In high-frequency, low-diffraction regimes, ray-based surrogates provide efficient and interpretable architectures; at lower frequencies or in highly reverberant/diffusive systems, alternative bases (e.g., normal modes) or nonparametric ML surrogates become necessary.
Generative diffusion-based surrogates enable scalable, parallelizable field and channel synthesis, but typically require large datasets for pretraining and may not enforce exact physical boundary or constitutive constraints unless explicitly regularized.
Bayesian surrogates and probabilistic ML frameworks enable uncertainty quantification and risk assessment, integrating well with design optimization and early-stage concept screening.
Future advances will likely combine operator learning, generative modeling, uncertainty-aware inference, and modular data acquisition/processing pipelines, targeting truly multi-modal, multi-scale acoustic system design and real-time digital twin deployment across architectural, material, marine, and communications acoustics (Trinh et al., 2017, Prakash et al., 2022, Li et al., 22 Nov 2025).
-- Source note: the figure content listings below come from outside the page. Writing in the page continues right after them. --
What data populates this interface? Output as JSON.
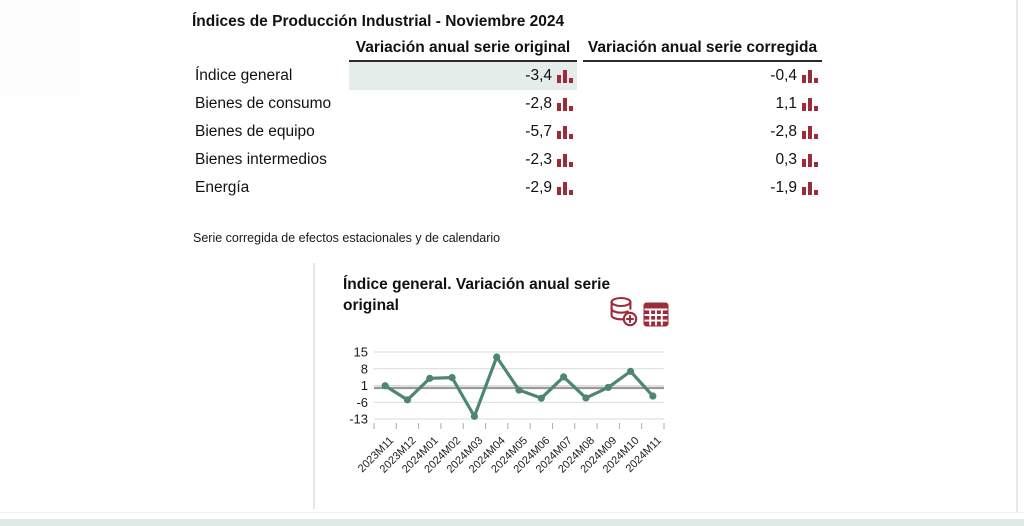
{
  "colors": {
    "accent_red": "#9e2b3a",
    "line_teal": "#4e8673",
    "highlight_cell": "#e4ede9",
    "panel_border": "#dfe9e5",
    "zero_line": "#999999",
    "gridline": "#d9d9d9",
    "tick": "#aaaaaa",
    "header_rule": "#2a2a2a"
  },
  "table": {
    "title": "Índices de Producción Industrial - Noviembre 2024",
    "columns": [
      "Variación anual serie original",
      "Variación anual serie corregida"
    ],
    "rows": [
      {
        "label": "Índice general",
        "original": "-3,4",
        "corregida": "-0,4"
      },
      {
        "label": "Bienes de consumo",
        "original": "-2,8",
        "corregida": "1,1"
      },
      {
        "label": "Bienes de equipo",
        "original": "-5,7",
        "corregida": "-2,8"
      },
      {
        "label": "Bienes intermedios",
        "original": "-2,3",
        "corregida": "0,3"
      },
      {
        "label": "Energía",
        "original": "-2,9",
        "corregida": "-1,9"
      }
    ],
    "footnote": "Serie corregida de efectos estacionales y de calendario",
    "value_icon": "mini-bar-chart-icon"
  },
  "chart": {
    "title": "Índice general. Variación anual serie original",
    "icons": [
      "database-add-icon",
      "data-table-icon"
    ]
  },
  "chart_data": [
    {
      "type": "table",
      "title": "Índices de Producción Industrial - Noviembre 2024",
      "columns": [
        "",
        "Variación anual serie original",
        "Variación anual serie corregida"
      ],
      "rows": [
        [
          "Índice general",
          -3.4,
          -0.4
        ],
        [
          "Bienes de consumo",
          -2.8,
          1.1
        ],
        [
          "Bienes de equipo",
          -5.7,
          -2.8
        ],
        [
          "Bienes intermedios",
          -2.3,
          0.3
        ],
        [
          "Energía",
          -2.9,
          -1.9
        ]
      ]
    },
    {
      "type": "line",
      "title": "Índice general. Variación anual serie original",
      "categories": [
        "2023M11",
        "2023M12",
        "2024M01",
        "2024M02",
        "2024M03",
        "2024M04",
        "2024M05",
        "2024M06",
        "2024M07",
        "2024M08",
        "2024M09",
        "2024M10",
        "2024M11"
      ],
      "values": [
        0.9,
        -5.0,
        4.0,
        4.3,
        -11.9,
        12.9,
        -0.9,
        -4.3,
        4.6,
        -4.2,
        0.2,
        6.9,
        -3.4
      ],
      "yticks": [
        15,
        8,
        1,
        -6,
        -13
      ],
      "ylim": [
        -14.5,
        16.5
      ],
      "xlabel": "",
      "ylabel": "",
      "grid": true,
      "zero_line": true,
      "legend": "none",
      "line_color": "#4e8673",
      "marker": "circle"
    }
  ]
}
7. Representative Model Features and Domains

Approach	Target Domain	Physical Knowledge
Polynomial metamodels (Trinh et al., 2017)	Multiscale material design	Moderate (basis expansion)
ML regressors with physics features (Cunha et al., 2022)	Vibroacoustics (STL, transmission)	High (feature engineering)
Bayesian GAMs (Prakash et al., 2022)	Vehicle interior noise (NVH)	Moderate (basis/priors)
RBNN/RCNN (Li et al., 2022)	Underwater field, reverberation	Strong (governing solution)
Neural surrogate for PDE source inversion (Ersin et al., 2023)	Acoustic wave, inverse problem	Weak (learn solution map)
Stable Diffusion + ControlNet (Gramaccioni et al., 7 Oct 2025)	Helmholtz, acoustic fields	None (generative)
StableUASim latent diffusion (Li et al., 22 Nov 2025)	Time-varying channel modeling	Moderate (sim. pretraining)

A plausible implication is that the field is moving toward hybrid frameworks where physical insight is leveraged for sample efficiency and robust extrapolation, while generative and deep learning models enable scalable, end-to-end surrogate prediction and uncertainty-aware optimization.